To repeat, no solution spares everybody. The best option is probably to share the pain: among retirees, current teachers, new teachers, school districts, and taxpayers.
Regarding the first two groups, without running afoul of constitutional protections, states can curtail retiree health care, as Wisconsin and Ohio did, which frees up some resources to apply to immutable pension obligations. In some states and districts (no one knows how many), governments have been picking up the tab for retirees’ health insurance between the ages of fifty-five and sixty-five (when Medicare kicks in). This benefit is practically nonexistent in the private sector, and for good reason: People in that age range are generally quite capable of paying for their own health insurance.
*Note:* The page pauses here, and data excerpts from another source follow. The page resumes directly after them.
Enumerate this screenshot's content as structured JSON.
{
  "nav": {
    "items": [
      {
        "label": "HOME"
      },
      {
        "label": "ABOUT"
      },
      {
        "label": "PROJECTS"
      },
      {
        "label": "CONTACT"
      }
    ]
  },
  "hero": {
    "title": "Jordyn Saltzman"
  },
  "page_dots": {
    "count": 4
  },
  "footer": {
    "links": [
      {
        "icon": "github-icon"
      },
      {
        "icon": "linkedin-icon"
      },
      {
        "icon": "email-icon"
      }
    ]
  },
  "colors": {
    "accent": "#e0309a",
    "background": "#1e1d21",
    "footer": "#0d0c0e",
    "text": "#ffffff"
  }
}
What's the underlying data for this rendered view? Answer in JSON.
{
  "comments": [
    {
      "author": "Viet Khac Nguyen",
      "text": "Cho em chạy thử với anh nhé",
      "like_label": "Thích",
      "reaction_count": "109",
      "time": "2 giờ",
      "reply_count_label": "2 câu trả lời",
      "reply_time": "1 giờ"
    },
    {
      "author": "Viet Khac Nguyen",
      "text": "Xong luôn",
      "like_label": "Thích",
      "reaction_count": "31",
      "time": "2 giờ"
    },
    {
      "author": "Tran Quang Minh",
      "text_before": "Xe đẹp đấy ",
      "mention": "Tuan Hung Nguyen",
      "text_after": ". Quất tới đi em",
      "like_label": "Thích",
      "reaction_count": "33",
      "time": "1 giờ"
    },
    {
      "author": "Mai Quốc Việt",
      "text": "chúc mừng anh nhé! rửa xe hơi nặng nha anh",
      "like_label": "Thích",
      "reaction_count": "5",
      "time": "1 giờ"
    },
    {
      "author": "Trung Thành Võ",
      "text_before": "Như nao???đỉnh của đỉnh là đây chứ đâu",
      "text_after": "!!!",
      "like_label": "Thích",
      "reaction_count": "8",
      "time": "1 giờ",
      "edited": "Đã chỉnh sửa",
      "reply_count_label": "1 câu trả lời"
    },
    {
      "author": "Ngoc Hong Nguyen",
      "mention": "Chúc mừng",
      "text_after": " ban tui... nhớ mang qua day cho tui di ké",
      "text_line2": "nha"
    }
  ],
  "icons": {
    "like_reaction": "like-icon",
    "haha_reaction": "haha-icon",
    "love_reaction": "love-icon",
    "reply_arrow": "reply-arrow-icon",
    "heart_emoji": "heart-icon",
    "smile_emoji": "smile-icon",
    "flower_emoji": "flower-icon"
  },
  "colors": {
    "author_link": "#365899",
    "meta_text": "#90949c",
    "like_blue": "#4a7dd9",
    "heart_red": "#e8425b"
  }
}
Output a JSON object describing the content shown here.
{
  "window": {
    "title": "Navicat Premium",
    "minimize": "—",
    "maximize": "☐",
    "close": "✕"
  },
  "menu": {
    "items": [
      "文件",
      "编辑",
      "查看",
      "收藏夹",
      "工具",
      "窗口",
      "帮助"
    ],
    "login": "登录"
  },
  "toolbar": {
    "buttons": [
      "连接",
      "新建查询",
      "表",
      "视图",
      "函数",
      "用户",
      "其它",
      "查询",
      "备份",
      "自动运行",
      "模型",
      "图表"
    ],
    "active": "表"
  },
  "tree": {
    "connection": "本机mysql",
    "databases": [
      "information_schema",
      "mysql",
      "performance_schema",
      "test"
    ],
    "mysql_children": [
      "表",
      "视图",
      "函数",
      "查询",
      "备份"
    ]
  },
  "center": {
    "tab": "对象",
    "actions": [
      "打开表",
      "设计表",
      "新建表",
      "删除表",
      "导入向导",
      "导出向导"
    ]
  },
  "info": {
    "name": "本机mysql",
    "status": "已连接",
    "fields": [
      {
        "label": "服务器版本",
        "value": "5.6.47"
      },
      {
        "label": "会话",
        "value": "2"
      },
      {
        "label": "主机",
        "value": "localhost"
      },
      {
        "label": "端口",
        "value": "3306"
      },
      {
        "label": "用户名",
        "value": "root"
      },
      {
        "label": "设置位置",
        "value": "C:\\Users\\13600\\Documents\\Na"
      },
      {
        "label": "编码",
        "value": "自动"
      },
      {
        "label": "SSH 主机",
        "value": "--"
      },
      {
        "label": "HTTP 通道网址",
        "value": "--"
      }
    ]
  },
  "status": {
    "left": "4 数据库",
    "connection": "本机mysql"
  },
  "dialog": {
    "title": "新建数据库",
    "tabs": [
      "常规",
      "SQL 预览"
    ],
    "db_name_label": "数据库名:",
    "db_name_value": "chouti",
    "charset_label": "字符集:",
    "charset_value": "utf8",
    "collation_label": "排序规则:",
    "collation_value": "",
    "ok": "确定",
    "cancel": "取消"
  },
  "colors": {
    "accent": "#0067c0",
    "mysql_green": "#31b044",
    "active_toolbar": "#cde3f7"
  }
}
Most are still working and participate in group plans operated by their employers.
As for filling the hole of unfunded liabilities, there’s little choice but to raise contribution rates for teachers, to increase districts’ contribution rates (which decreases funds for students) or to seek bailouts from states or the federal government (otherwise known as the “charge-it-to-taxpayers” gambit). But this is akin to putting water in a leaky bucket. Raising more revenue is necessary, but unless you attend to the leak (also known as currently accruing costs!), you’re going to have to put more and more water in. Perhaps the plug is reducing benefits, increasing age and years-of-service requirements, or decreasing retirement income via lower salary multipliers—all reasonable fixes.
A better idea? Buy a new bucket.
The unions, naturally, will scream bloody murder. It’s their job to try to hold all of their members harmless, including both current teachers and retirees. So this won’t be an easy fight.
But what should be clear from our new study is that doing nothing is not an option. Without immediate action, the problem will grow worse and districts will eventually get crushed—meaning tomorrow’s children will pay the price for yesterday’s adult irresponsibility. State lawmakers need to step up to the plate. Wisconsin and Ohio, in their ways, have at least begun to move.